BSC researcher to work on NASA-funded space sensor mapping the world´s dust sources

Photo: NASA

NASA has selected a sensor from the Jet Propulsion Laboratory with Science team that includes BSC researcher Carlos Pérez García-Pando to map the world's dust sources

The project, called EMIT, will determine the mineralogical composition of the world´s dust sources and contribute to constrain the effects of atmospheric dust aerosols upon climate

NASA has selected two proposals to develop small, space-based instruments that will tackle fundamental questions about our planet and its environment, such as why is the Arctic warming faster than the rest of the planet, or does mineral dust warm or cool the atmosphere? BSC researcher Carlos Pérez García-Pando is part of the Science team of one of these projects, EMIT (Earth Surface Mineral Dust Source Investigation), led by the Robert Green from the Jet Propulsion Laboratory (JPL).  Pérez García-Pando is the head of the Atmospheric Composition group at BSC and holds an AXA Chair on Sand and Dust storms.
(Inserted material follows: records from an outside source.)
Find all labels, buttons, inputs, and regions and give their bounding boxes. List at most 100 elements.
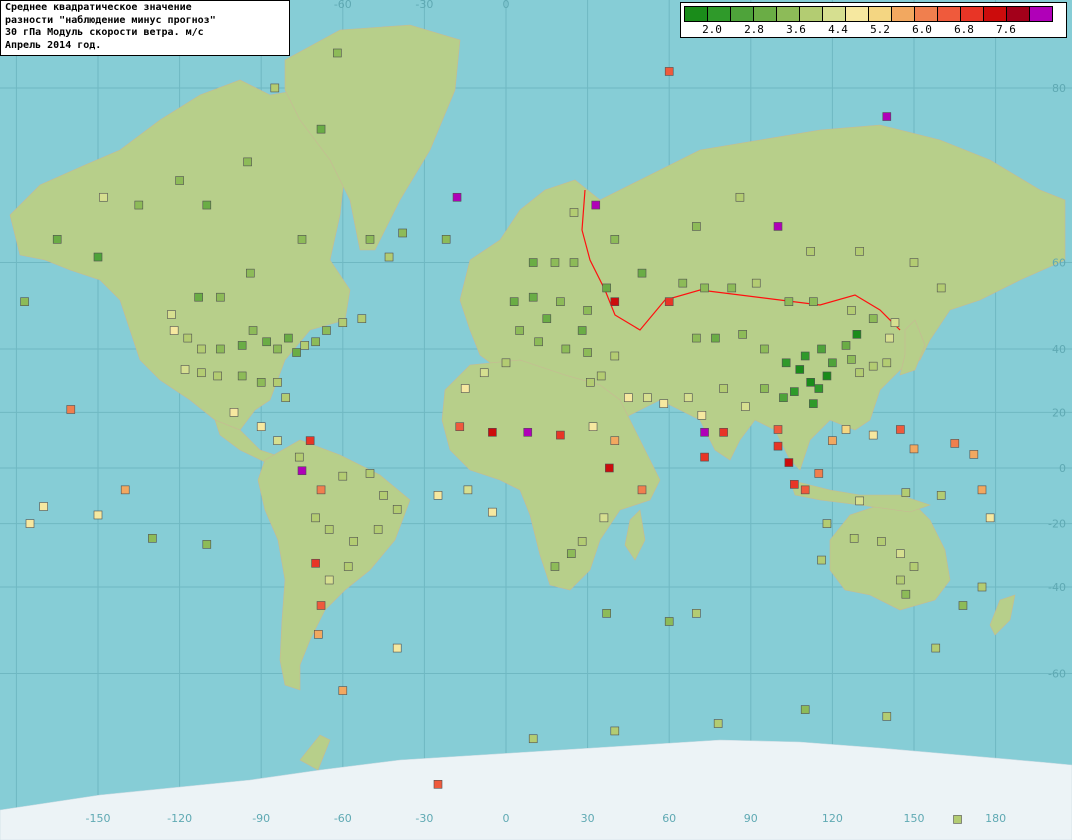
station-marker	[314, 630, 323, 639]
station-marker	[637, 268, 647, 278]
station-marker	[692, 609, 701, 618]
station-marker	[324, 525, 334, 534]
station-marker	[297, 235, 307, 244]
longitude-label: 0	[503, 812, 510, 825]
legend-swatch	[684, 6, 708, 22]
station-marker	[488, 507, 497, 517]
station-marker	[569, 258, 579, 267]
station-marker	[577, 326, 587, 335]
station-marker	[841, 341, 851, 350]
station-marker	[795, 365, 805, 374]
station-marker	[392, 505, 402, 514]
legend-swatch	[960, 6, 984, 22]
station-marker	[256, 422, 266, 431]
station-marker	[806, 247, 815, 256]
station-marker	[877, 537, 886, 546]
station-marker	[311, 513, 320, 523]
station-marker	[338, 318, 348, 327]
longitude-label: 90	[744, 812, 758, 825]
latitude-label: -60	[1048, 667, 1066, 680]
station-marker	[292, 348, 301, 357]
legend-tick-label: 6.0	[912, 23, 932, 36]
latitude-label: -20	[1048, 518, 1066, 531]
station-marker	[610, 351, 620, 361]
title-line: Апрель 2014 год.	[5, 39, 102, 51]
legend-tick-label: 5.2	[870, 23, 890, 36]
station-marker	[167, 310, 176, 319]
station-marker	[882, 112, 892, 121]
station-marker	[273, 378, 282, 387]
station-marker	[624, 393, 633, 402]
station-marker	[985, 513, 995, 523]
station-marker	[822, 371, 832, 381]
longitude-label: 180	[985, 812, 1006, 825]
station-marker	[784, 297, 794, 306]
station-marker	[610, 235, 620, 244]
station-marker	[637, 485, 647, 495]
legend-swatch	[845, 6, 869, 22]
station-marker	[398, 228, 407, 238]
station-marker	[784, 458, 794, 467]
station-marker	[719, 384, 728, 393]
station-marker	[357, 314, 367, 323]
station-marker	[583, 306, 592, 315]
station-marker	[700, 427, 709, 437]
station-marker	[909, 562, 919, 571]
station-marker	[790, 387, 799, 396]
station-marker	[760, 344, 769, 354]
station-marker	[659, 399, 669, 408]
station-marker	[896, 549, 905, 558]
station-marker	[479, 368, 489, 378]
longitude-label-top: 0	[503, 0, 510, 11]
station-marker	[678, 278, 688, 288]
station-marker	[773, 441, 783, 451]
station-marker	[931, 643, 941, 653]
station-marker	[365, 235, 375, 244]
station-marker	[583, 348, 592, 357]
station-marker	[566, 549, 576, 558]
station-marker	[936, 491, 946, 500]
station-marker	[727, 283, 737, 293]
station-marker	[452, 192, 462, 202]
station-marker	[901, 589, 911, 599]
station-marker	[216, 292, 225, 302]
station-marker	[463, 485, 473, 495]
station-marker	[523, 427, 533, 437]
station-marker	[790, 480, 799, 489]
station-marker	[849, 534, 859, 543]
station-marker	[700, 452, 709, 462]
station-marker	[779, 393, 788, 402]
station-marker	[814, 384, 824, 393]
legend-swatch	[730, 6, 754, 22]
station-marker	[697, 410, 707, 420]
station-marker	[534, 337, 543, 347]
station-marker	[20, 297, 29, 306]
station-marker	[828, 436, 837, 445]
legend-tick-label: 6.8	[954, 23, 974, 36]
station-marker	[817, 344, 826, 354]
legend-swatch	[891, 6, 915, 22]
station-marker	[586, 378, 595, 387]
station-marker	[556, 297, 565, 306]
station-marker	[202, 200, 212, 210]
longitude-label: -150	[86, 812, 111, 825]
legend-swatch	[753, 6, 777, 22]
station-marker	[700, 283, 709, 293]
station-marker	[169, 326, 179, 335]
station-marker	[809, 399, 818, 408]
station-marker	[281, 393, 290, 402]
station-marker	[338, 686, 348, 695]
station-marker	[237, 341, 247, 350]
station-marker	[588, 422, 598, 431]
legend-swatch	[822, 6, 846, 22]
station-marker	[324, 575, 334, 585]
legend-swatch	[1006, 6, 1030, 22]
color-legend: 2.0 2.8 3.6 4.4 5.2 6.0 6.8 7.6	[680, 2, 1067, 38]
station-marker	[852, 330, 862, 339]
legend-tick-label: 2.0	[702, 23, 722, 36]
station-marker	[229, 408, 239, 417]
latitude-label: 0	[1059, 462, 1066, 475]
station-marker	[602, 609, 611, 618]
station-marker	[577, 537, 587, 546]
station-marker	[349, 537, 358, 546]
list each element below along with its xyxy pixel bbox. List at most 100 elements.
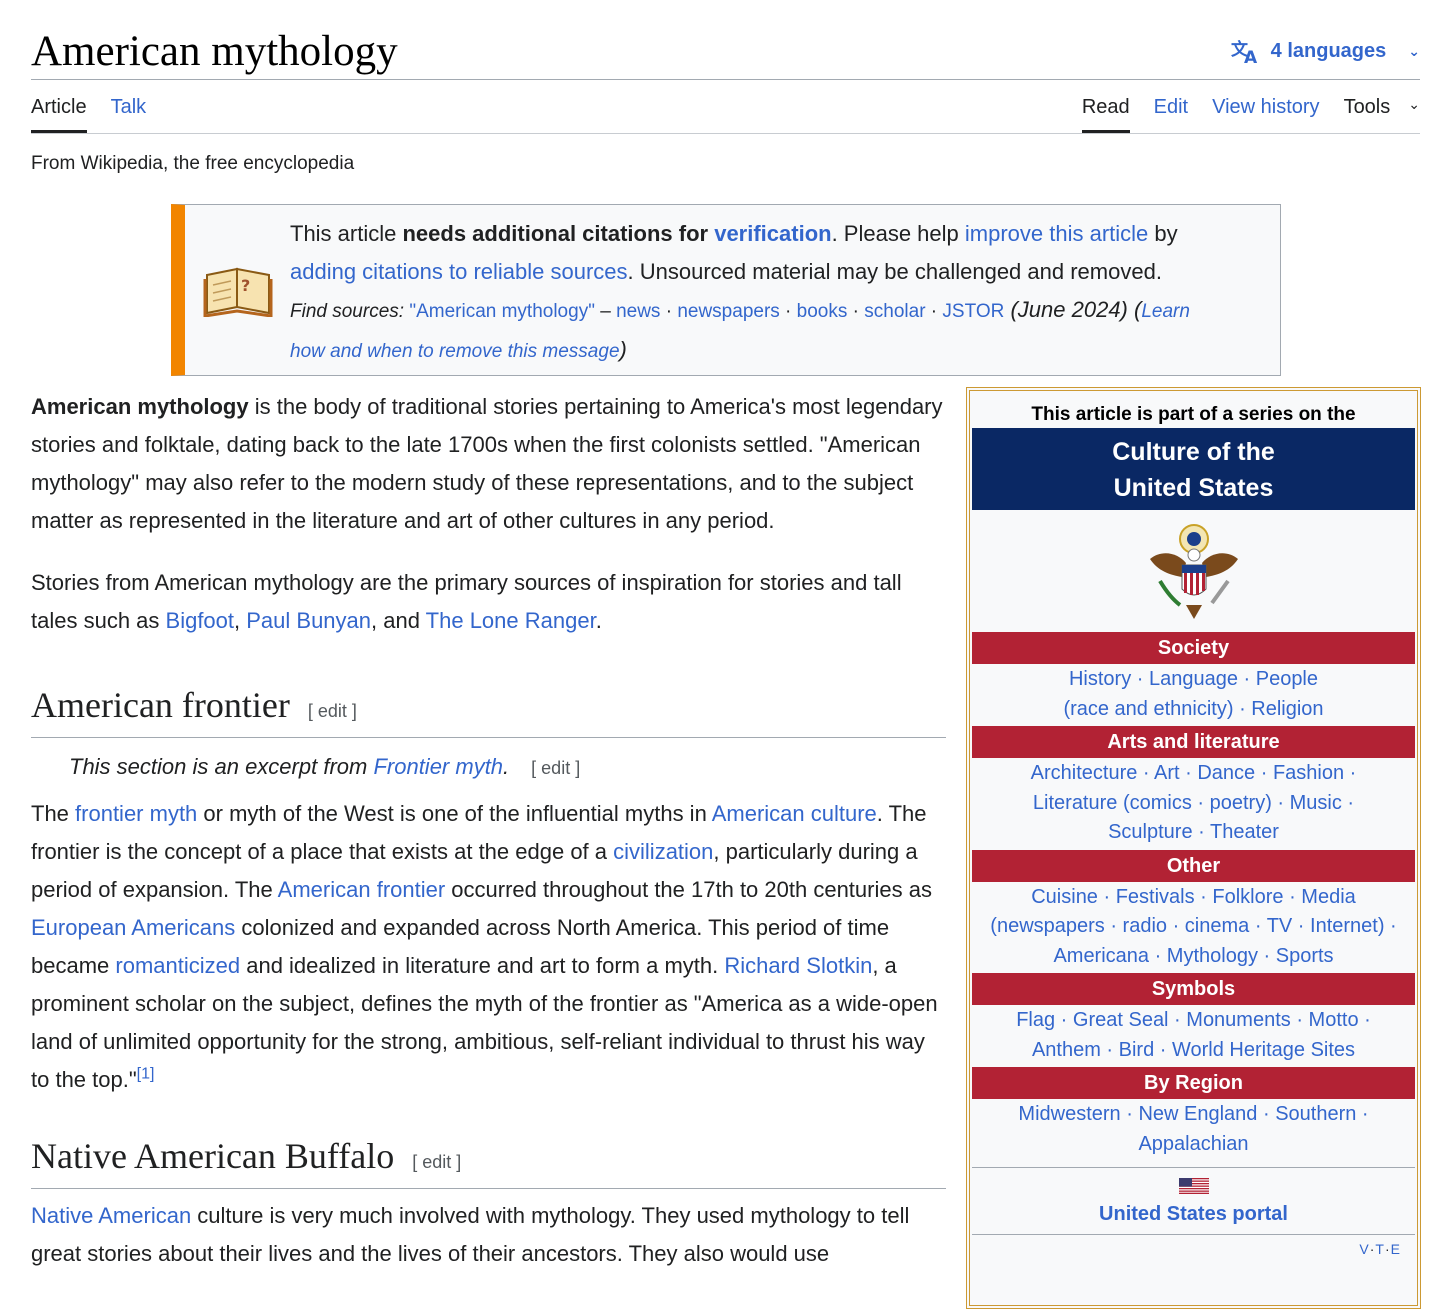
- sidebar-link-row[interactable]: Americana · Mythology · Sports: [980, 942, 1407, 972]
- european-americans-link[interactable]: European Americans: [31, 915, 235, 940]
- find-news-link[interactable]: news: [616, 301, 660, 322]
- sidebar-link-row[interactable]: Appalachian: [980, 1130, 1407, 1160]
- sidebar-pretitle: This article is part of a series on the: [1031, 404, 1356, 425]
- vte-links: V·T·E: [1359, 1241, 1401, 1257]
- tab-article[interactable]: Article: [31, 96, 87, 133]
- section-edit-link[interactable]: [ edit ]: [412, 1152, 461, 1172]
- sidebar-link-row[interactable]: Sculpture · Theater: [980, 818, 1407, 848]
- improve-article-link[interactable]: improve this article: [965, 221, 1148, 246]
- tab-edit[interactable]: Edit: [1154, 96, 1188, 133]
- heading-text: American frontier: [31, 685, 290, 725]
- sidebar-link-row[interactable]: History · Language · People: [980, 665, 1407, 695]
- lone-ranger-link[interactable]: The Lone Ranger: [426, 608, 596, 633]
- buffalo-paragraph: Native American culture is very much inv…: [31, 1197, 946, 1273]
- svg-text:?: ?: [241, 276, 250, 295]
- chevron-down-icon: ⌄: [1408, 42, 1420, 59]
- intro-text: .: [595, 608, 602, 633]
- excerpt-edit-link[interactable]: [ edit ]: [531, 758, 580, 778]
- learn-link[interactable]: Learn: [1141, 301, 1190, 322]
- site-tagline: From Wikipedia, the free encyclopedia: [31, 153, 355, 174]
- series-sidebar: This article is part of a series on the …: [966, 387, 1421, 1309]
- portal-box: United States portal: [972, 1167, 1415, 1235]
- tools-menu[interactable]: Tools ⌄: [1344, 96, 1420, 133]
- reference-link[interactable]: [1]: [137, 1066, 155, 1083]
- languages-label: 4 languages: [1270, 39, 1387, 62]
- sidebar-section-society: Society History · Language · People (rac…: [972, 632, 1415, 726]
- adding-citations-link[interactable]: adding citations to reliable sources: [290, 259, 628, 284]
- tab-view-history[interactable]: View history: [1212, 96, 1319, 133]
- sidebar-section-symbols: Symbols Flag · Great Seal · Monuments · …: [972, 973, 1415, 1067]
- text: and idealized in literature and art to f…: [240, 953, 725, 979]
- tab-read[interactable]: Read: [1081, 96, 1130, 133]
- section-edit-link[interactable]: [ edit ]: [308, 701, 357, 721]
- sidebar-links: History · Language · People (race and et…: [972, 664, 1415, 726]
- paul-bunyan-link[interactable]: Paul Bunyan: [246, 608, 371, 633]
- chevron-down-icon: ⌄: [1408, 96, 1420, 112]
- bigfoot-link[interactable]: Bigfoot: [166, 608, 235, 633]
- intro-paragraph-1: American mythology is the body of tradit…: [31, 388, 946, 540]
- sidebar-image[interactable]: [972, 510, 1415, 632]
- find-query-link[interactable]: "American mythology": [409, 301, 595, 322]
- hatnote-text: This section is an excerpt from: [69, 754, 374, 780]
- sidebar-link-row[interactable]: Midwestern · New England · Southern ·: [980, 1100, 1407, 1130]
- heading-text: Native American Buffalo: [31, 1136, 395, 1177]
- intro-bold: American mythology: [31, 394, 249, 419]
- learn-link-2[interactable]: how and when to remove this message: [290, 341, 620, 362]
- american-frontier-link[interactable]: American frontier: [278, 877, 446, 902]
- sidebar-heading: Symbols: [972, 973, 1415, 1005]
- svg-text:A: A: [1244, 48, 1258, 64]
- notice-text-part: . Unsourced material may be challenged a…: [627, 259, 1162, 284]
- notice-date: (June 2024): [1010, 297, 1128, 322]
- native-american-link[interactable]: Native American: [31, 1203, 191, 1228]
- sidebar-link-row[interactable]: Architecture · Art · Dance · Fashion ·: [980, 759, 1407, 789]
- namespace-tabs: Article Talk: [31, 96, 146, 133]
- romanticized-link[interactable]: romanticized: [115, 953, 240, 978]
- edit-template-link[interactable]: E: [1391, 1241, 1401, 1257]
- sidebar-heading: By Region: [972, 1067, 1415, 1099]
- hatnote-text: .: [503, 754, 510, 780]
- sidebar-links: Midwestern · New England · Southern · Ap…: [972, 1099, 1415, 1161]
- sidebar-link-row[interactable]: Cuisine · Festivals · Folklore · Media: [980, 883, 1407, 913]
- us-flag-icon[interactable]: [1178, 1178, 1209, 1194]
- american-culture-link[interactable]: American culture: [712, 801, 877, 826]
- citation-notice: ? This article needs additional citation…: [171, 204, 1281, 376]
- sidebar-link-row[interactable]: (newspapers · radio · cinema · TV · Inte…: [980, 912, 1407, 942]
- frontier-myth-link[interactable]: Frontier myth: [373, 754, 503, 779]
- tabs-divider: [31, 133, 1420, 134]
- sidebar-section-other: Other Cuisine · Festivals · Folklore · M…: [972, 849, 1415, 974]
- find-jstor-link[interactable]: JSTOR: [942, 301, 1004, 322]
- intro-text: ,: [234, 608, 247, 633]
- view-template-link[interactable]: V: [1359, 1241, 1369, 1257]
- verification-link[interactable]: verification: [714, 221, 831, 246]
- intro-paragraph-2: Stories from American mythology are the …: [31, 564, 946, 640]
- sidebar-heading: Society: [972, 632, 1415, 664]
- sidebar-heading: Other: [972, 849, 1415, 882]
- sidebar-link-row[interactable]: Anthem · Bird · World Heritage Sites: [980, 1036, 1407, 1066]
- us-portal-link[interactable]: United States portal: [972, 1203, 1415, 1226]
- find-newspapers-link[interactable]: newspapers: [677, 301, 779, 322]
- civilization-link[interactable]: civilization: [613, 839, 713, 864]
- sidebar-title[interactable]: Culture of the United States: [972, 428, 1415, 510]
- richard-slotkin-link[interactable]: Richard Slotkin: [724, 953, 872, 978]
- text: occurred throughout the 17th to 20th cen…: [445, 877, 932, 903]
- talk-template-link[interactable]: T: [1375, 1241, 1385, 1257]
- sidebar-link-row[interactable]: Literature (comics · poetry) · Music ·: [980, 789, 1407, 819]
- excerpt-hatnote: This section is an excerpt from Frontier…: [31, 748, 946, 787]
- notice-text-part: by: [1148, 221, 1178, 246]
- sidebar-title-line1: Culture of the: [1112, 438, 1275, 466]
- sidebar-link-row[interactable]: (race and ethnicity) · Religion: [980, 695, 1407, 725]
- find-scholar-link[interactable]: scholar: [864, 301, 925, 322]
- text: The: [31, 801, 76, 827]
- notice-text-part: This article: [290, 221, 403, 246]
- language-selector[interactable]: 文 A 4 languages ⌄: [1231, 38, 1420, 64]
- tab-talk[interactable]: Talk: [111, 96, 147, 133]
- notice-text-part: . Please help: [831, 221, 965, 246]
- notice-text: This article needs additional citations …: [290, 221, 1190, 362]
- section-heading-frontier: American frontier [ edit ]: [31, 684, 946, 739]
- sidebar-link-row[interactable]: Flag · Great Seal · Monuments · Motto ·: [980, 1006, 1407, 1036]
- tools-label: Tools: [1343, 96, 1391, 118]
- article-body: American mythology is the body of tradit…: [31, 388, 946, 1297]
- frontier-myth-inline-link[interactable]: frontier myth: [75, 801, 197, 826]
- find-books-link[interactable]: books: [797, 301, 848, 322]
- translate-icon: 文 A: [1231, 39, 1258, 64]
Does mineral dust warm or cool the atmosphere? That is one of the elusive fundamental questions motivating EMIT. Dust particles created by wind erosion of arid surfaces are amongst the largest contributors to the global aerosol mass load and dominate climate effects over large areas of the Earth. Dust particles are mixtures of different minerals, whose relative abundances, size, shape, surface topography and mixing state influence their effect upon climate. However, Earth system models that calculate climate effects poorly represent the regional variations in dust mineral composition. In this context, EMIT will mount an advanced imaging spectrometer to the exterior of the International Space Station to determine the mineral composition of dust sources that produce dust aerosols. By measuring in detail which minerals make up the dust, EMIT will help answering whether this type of aerosol warms or cools the atmosphere.

Pérez García-Pando´s role in EMIT will be to help constraining the emitted mineral sizes and fractions that result from the fragmentation of soil aggregates during wind erosion. In this sense, Pérez García-Pando has been recently awarded an ERC Consolidator Grant for his project FRAGMENT (Frontiers in dust mineralogical composition and its effects upon climate), which will allow him and his team to perform measurement campaigns in Spain, Morocco and the US to test theory that will ultimately contribute to the optimal use of the EMIT surface mineralogy datasets in Earth system models. FRAGMENT is aligned with and complementary to EMIT; it will combine theory, field measurements, laboratory analyses, remote spectroscopy and modelling to quantify the global mineralogical composition of dust and its effects upon climate.